Travertino al posto della pietra antica in piazza XX, sit-in blocca i lavori e ottiene variante al progetto

SULMONA – Il presidio di stamattina degli avvocati Teresa Nannarone e Elisabetta Bianchi (che è anche consigliere comunale) ha evitato l’ennesimo scempio architettonico in città.

Tutto parte alle 11 con un post su Facebook della Nannarone che posta una foto con la bella lastra di travertino bianco candido al posto dell’antica pietra, che delimita l’ingresso di piazza XX Settembre e corso Ovidio. “Oggi Sulmona è l’unica città d’arte in Abruzzo, difendiamola”, scrive la Nannarone, aggiungendo: “travertino al posto del marmo, vi piace?”. Fioccano i commenti di critica e la Nannarone viene raggiunta sul posto dalla Bianchi, con cui ottiene di parlare con gli assessori ai Lavori publici Mauro Tirimacco e all’Urbanistica Luigi Bianchi. Dal colloquio i due manifestano la disponibilità a rivedere il progetto, che però aveva ottenuto tutti i permessi, compreso quello della Sovrintendenza, che è ancora da capire come faccia a far togliere le insegne da un bar perché non contestualizzate con la piazza e ad autorizzare il travertino nuovo al posto della pietra antica.

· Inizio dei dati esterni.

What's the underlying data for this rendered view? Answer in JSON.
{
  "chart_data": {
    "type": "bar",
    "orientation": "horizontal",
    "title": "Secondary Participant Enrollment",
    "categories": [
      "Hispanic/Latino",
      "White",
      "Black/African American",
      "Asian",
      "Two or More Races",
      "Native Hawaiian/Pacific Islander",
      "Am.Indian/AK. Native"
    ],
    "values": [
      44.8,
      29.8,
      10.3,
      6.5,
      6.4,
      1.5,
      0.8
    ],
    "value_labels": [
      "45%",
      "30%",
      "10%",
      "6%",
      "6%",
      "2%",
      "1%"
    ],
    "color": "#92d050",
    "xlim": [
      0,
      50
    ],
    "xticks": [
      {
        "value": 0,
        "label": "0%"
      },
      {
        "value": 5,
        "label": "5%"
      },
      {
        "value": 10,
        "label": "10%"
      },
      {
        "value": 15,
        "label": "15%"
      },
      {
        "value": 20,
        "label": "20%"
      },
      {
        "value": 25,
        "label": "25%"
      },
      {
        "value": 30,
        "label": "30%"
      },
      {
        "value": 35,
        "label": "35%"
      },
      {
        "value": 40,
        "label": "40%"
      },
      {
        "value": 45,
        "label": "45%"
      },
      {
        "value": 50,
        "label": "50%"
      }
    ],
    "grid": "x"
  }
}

“Poter dialogare questa mattina con gli assessori Biagi e Tirimacco, di cui ho molto apprezzato la disponibilità, sulla opportunità di rivedere la sostituzione del cordolo in pietra a piazza XX settembre con il travertino, è stato un momento utile – commenta Nannarone – Spero non deludano le aspettative di chi, amando questa città, vuole evitare che cambi in peggio, perdendo definitivamente quelle caratteristiche che la rendono oggi l’ unica città d’arte in Abruzzo”.